Most investors will concede that a difficult part of managing an investment portfolio is identifying the formation of a major market top before it is too late, such as occurred in October 2007. This is undoubtedly due to the universal enthusiasm for stocks, and the generally positive economic news that dominates at such times.
The period leading up to a major market top can be likened to the transition from autumn to winter. In autumn the leaves begin to fall very gradually. At first, leaves begin to fall one at a time and almost without notice, until the trees are eventually bare at the onset of winter. It is no different with the stock market; individual stocks begin to roll over into their own Bear markets one at a time. This transition usually begins with small and mid-cap stocks until eventually the large stocks are impacted too. The warning signs of this gradual erosion are present for those willing and able to see them.
It is easy to look at history and identify when bull and bear markets occurred. Nonetheless, it is very difficult to look forward in real-time and identify when a bull market transitions into a bear market. It is not surprising that a large number of studies and work focus on how to generate the highest returns, but what tools does an investor have to guard against significant losses in a bear market? It is important to take a step back and remember that the stock market is driven by the interaction between Buyers and Sellers. As a bull market approaches maturity buying enthusiasm begins to fade and the desire to sell begins to expand.

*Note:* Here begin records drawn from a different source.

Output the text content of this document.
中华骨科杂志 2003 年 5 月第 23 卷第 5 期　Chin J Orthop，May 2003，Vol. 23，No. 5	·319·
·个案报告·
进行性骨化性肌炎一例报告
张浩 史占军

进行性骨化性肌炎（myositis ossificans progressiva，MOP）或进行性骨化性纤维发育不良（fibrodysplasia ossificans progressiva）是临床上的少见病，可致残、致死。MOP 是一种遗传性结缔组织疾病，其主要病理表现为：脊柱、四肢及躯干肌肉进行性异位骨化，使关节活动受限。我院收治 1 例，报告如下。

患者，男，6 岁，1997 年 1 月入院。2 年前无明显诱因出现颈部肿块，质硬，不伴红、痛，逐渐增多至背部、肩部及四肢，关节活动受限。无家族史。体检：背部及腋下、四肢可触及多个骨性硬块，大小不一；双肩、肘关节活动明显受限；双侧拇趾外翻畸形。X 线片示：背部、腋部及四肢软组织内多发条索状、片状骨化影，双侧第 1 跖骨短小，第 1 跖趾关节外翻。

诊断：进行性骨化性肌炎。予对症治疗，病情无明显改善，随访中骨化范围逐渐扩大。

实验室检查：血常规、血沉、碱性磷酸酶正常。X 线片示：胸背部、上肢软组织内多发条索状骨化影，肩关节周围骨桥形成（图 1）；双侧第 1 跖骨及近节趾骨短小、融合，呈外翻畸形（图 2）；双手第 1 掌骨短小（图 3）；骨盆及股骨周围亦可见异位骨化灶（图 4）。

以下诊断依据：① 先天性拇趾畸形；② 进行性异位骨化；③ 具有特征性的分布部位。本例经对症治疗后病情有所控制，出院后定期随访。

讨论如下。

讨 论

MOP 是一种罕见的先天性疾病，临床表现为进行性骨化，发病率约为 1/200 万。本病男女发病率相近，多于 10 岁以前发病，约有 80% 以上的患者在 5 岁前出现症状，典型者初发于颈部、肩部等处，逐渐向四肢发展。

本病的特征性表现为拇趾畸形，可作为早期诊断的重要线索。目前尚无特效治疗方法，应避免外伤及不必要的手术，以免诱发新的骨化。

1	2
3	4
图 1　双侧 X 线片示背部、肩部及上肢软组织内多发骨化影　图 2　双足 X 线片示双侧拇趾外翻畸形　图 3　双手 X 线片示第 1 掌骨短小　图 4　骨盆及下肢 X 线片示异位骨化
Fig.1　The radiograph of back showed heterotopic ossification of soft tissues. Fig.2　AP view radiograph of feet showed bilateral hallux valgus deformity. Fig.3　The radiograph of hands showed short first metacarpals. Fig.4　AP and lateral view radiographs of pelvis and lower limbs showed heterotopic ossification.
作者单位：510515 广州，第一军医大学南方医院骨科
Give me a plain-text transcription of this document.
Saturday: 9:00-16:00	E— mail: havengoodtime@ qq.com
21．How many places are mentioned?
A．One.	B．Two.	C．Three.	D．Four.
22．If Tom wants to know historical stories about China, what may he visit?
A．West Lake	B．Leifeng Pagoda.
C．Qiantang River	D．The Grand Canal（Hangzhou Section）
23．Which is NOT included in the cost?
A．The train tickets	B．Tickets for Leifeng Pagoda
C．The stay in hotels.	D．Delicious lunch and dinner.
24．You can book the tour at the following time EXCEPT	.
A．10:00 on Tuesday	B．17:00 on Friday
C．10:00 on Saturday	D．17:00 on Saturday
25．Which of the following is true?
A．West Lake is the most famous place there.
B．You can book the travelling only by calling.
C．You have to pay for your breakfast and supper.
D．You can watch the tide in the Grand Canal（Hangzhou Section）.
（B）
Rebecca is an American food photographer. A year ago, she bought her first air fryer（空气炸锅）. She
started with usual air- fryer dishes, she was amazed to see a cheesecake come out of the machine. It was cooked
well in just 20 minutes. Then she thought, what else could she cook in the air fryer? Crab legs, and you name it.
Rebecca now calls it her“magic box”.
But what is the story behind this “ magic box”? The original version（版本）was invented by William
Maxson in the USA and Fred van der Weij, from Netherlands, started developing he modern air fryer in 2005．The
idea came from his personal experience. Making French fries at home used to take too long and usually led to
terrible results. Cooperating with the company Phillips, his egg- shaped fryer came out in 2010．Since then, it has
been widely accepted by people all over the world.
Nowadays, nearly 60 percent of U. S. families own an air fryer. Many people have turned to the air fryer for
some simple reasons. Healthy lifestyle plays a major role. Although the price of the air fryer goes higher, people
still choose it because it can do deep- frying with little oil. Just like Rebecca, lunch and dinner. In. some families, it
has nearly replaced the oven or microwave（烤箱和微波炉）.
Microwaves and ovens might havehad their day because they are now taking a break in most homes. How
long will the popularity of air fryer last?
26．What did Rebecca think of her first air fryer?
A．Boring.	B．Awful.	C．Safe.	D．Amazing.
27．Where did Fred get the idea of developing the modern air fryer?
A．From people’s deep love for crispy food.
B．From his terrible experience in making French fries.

Understanding the forces of Supply and Demand is a critical component in evaluating the stock market and the gradual erosion that appears in advance of bear markets. As the major market price indexes such as the S&P 500 or Dow Jones Industrial Average continue to move to new highs, most investors are unaware of the actions of Buyers and Sellers as prices become extended and subtle signs of weakness begin to appear.

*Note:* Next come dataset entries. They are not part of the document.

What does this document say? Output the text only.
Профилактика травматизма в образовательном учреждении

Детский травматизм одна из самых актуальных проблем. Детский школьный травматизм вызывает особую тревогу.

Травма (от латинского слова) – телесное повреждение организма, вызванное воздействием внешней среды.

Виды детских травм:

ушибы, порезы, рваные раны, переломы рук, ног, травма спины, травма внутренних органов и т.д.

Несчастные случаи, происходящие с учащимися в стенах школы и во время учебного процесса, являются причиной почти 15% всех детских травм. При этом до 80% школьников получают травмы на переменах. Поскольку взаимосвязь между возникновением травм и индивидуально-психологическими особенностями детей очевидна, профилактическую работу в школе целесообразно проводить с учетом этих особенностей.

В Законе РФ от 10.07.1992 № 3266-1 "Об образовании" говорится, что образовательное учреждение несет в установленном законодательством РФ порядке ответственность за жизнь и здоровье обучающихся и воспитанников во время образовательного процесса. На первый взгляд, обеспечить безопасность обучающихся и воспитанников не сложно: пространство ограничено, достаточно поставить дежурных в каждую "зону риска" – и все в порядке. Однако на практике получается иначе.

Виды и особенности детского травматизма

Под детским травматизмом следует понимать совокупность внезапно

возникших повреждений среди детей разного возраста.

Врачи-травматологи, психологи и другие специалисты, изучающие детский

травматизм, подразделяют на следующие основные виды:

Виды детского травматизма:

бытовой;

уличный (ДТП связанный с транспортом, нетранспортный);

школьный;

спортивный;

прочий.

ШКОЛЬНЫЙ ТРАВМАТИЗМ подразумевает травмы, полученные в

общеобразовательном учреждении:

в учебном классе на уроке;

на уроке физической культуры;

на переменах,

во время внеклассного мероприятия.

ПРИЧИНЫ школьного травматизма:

At “LWS”, one of several tools we employ to measure the forces of Supply and Demand is the Point and Figure Chart (see Addendum A and B). While company fundamentals may influence investors to buy or sell an individual stock, it is difficult to identify, out of thousands of other possibilities, what predominant factors are influencing millions of investors to fuel an entire bull market. But the Law of Supply and Demand infers that the reason why investors buy or sell is unimportant. It is the dominance of buyers over sellers or sellers over buyers, which is vital to determining the trends of the stock market. Therefore, it is important to conduct a top down analysis of the composite activities of buyers vs. sellers and measure the resultant forces of Supply and Demand. The study of Supply versus Demand is, therefore, at the core of our investment process for when it is time to buy and for when it is time to sell.